Walking Eagle News
- Type: Satirical news website
- Website: https://walkingeaglenews.com/

= Walking Eagle News =

Canadian satirical news website

Walking Eagle News is an online news satire website which parodies news coverage of Indigenous peoples, politics and Canadian media. The site was founded by Anishinaabe former journalist Tim Fontaine in November 2017, after leaving a nearly two-decade career in journalism. Fontaine serves as the online publication's "Editor-in-Grand-Chief" and primary writer.

Articles on the site cover current events, both real and fictional, satirizing the tone and format of traditional Canadian news organizations. Stories include "'How are my Indians?' Queen asks Trudeau", "White man injured by use of word genocide", "After major Trans Mountain setback, furious Trudeau threatens First Nations with 'fiery reconciliation'", and "First Nations man wakes up white after Indian Status card expires".
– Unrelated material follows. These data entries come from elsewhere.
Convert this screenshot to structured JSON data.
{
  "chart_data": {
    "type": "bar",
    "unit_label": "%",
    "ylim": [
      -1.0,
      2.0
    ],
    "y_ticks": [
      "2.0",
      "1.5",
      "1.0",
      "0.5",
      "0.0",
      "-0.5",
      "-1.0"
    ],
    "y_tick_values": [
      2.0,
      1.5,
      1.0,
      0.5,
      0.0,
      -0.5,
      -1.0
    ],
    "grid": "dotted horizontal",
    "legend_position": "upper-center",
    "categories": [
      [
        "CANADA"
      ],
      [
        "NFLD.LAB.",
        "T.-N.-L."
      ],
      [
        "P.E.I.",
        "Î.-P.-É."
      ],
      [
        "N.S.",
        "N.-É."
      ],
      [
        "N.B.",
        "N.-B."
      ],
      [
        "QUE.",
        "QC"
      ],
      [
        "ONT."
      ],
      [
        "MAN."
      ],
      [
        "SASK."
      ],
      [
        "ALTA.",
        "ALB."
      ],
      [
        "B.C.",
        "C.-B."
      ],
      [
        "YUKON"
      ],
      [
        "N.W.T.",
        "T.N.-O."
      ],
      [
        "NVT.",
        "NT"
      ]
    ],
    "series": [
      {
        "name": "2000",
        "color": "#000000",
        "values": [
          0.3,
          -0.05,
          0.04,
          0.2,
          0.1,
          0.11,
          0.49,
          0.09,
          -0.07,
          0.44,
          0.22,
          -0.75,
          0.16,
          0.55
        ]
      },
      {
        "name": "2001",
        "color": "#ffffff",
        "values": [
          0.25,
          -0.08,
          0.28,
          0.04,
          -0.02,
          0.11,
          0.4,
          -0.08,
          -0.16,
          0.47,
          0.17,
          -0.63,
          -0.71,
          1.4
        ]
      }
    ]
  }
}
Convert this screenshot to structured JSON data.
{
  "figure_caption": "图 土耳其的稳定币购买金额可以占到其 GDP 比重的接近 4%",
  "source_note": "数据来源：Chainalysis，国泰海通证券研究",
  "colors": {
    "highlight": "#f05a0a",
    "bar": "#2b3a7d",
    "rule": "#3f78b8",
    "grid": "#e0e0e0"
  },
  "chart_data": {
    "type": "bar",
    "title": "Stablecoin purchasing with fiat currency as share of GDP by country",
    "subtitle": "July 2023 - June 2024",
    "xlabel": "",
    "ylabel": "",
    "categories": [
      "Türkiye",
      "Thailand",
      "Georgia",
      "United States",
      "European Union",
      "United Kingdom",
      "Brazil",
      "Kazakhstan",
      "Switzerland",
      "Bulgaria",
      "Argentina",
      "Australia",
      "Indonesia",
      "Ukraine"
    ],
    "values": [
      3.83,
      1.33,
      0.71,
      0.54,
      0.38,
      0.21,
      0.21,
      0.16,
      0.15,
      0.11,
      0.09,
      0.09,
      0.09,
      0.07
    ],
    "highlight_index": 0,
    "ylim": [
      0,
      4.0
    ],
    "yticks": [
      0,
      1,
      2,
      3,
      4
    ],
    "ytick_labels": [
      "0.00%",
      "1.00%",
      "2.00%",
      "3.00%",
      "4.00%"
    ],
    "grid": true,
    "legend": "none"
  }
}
In a December 2018 appearance on the CBC News program The Investigators, Fontaine told host Diana Swain that the articles are written using the same format as the ones he would have written as a real journalist, which is why many of them are believed by unsuspecting readers.

Fontaine has said in interviews that besides himself, only one friend who chooses to remain anonymous has written articles for Walking Eagle News and that the site does not accept submissions, though it has received many queries from the public. According to Fontaine, the site's name means "a bird so full of crap that it can't fly", and comes from the punchline of an old joke.